In terms of usefulness of the predicted metric, it would be good to not only consider injuries and fatalities when looking at severity, but also look at the impact the collision has on the traffic, e.g. traffic delays for other commuters.
Finally, it would be nice to improve the model by not only predicting the severity of an accident, but to also predict whether or not a person might be involved in an accident when driving a certain route at a certain time and what severity that accident might have.

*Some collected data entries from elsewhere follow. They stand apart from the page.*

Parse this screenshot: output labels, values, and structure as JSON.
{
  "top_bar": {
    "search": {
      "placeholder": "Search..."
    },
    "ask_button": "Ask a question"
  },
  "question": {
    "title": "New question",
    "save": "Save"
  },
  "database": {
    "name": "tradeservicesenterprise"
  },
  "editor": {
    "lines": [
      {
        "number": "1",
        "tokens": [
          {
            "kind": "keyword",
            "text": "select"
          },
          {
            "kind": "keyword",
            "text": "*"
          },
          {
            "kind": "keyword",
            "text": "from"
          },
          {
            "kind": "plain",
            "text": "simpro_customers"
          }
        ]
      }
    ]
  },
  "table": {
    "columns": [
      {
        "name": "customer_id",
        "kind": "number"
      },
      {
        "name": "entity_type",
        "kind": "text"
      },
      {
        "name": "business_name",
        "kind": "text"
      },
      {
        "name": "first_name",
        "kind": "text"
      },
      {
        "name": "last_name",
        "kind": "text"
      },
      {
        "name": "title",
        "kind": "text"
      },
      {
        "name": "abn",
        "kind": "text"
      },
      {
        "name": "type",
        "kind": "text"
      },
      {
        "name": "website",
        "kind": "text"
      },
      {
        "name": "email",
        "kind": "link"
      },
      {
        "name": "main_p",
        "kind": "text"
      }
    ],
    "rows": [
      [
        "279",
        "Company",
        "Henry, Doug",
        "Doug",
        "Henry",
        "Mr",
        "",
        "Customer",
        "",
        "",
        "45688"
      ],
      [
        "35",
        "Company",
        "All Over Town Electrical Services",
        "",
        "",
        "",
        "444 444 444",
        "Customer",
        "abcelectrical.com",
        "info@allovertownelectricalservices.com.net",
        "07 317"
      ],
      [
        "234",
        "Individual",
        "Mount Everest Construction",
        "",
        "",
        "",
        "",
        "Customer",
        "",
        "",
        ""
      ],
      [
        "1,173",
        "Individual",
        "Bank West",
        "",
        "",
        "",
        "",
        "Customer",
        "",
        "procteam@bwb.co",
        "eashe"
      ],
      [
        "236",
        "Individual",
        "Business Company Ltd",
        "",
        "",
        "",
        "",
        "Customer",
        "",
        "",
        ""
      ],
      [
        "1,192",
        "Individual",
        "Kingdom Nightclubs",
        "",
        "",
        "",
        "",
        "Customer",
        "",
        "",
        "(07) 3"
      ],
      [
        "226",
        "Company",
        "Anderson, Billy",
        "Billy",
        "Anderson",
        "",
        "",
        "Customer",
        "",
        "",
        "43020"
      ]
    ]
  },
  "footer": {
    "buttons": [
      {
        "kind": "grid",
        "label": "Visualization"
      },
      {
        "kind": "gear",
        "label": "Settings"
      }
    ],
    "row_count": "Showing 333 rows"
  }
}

## 5. Conclusion <a name="conclusion"></a>

In this notebook, I analyzed the relationship between a collision severity and other characteristic of the collision. I identified injuries, address type, pedestrian right of way granted and hit parked car as the most important features that allow us to predict the severity. I built classification models to predict the severity of an accident. These models can be very useful in commuters to drive with more foresight or change their travel plans accordingly when a collision occurs on their way to work. In addition, the prediction model can help insurance companies predict possible costs for accidents suffered by their members.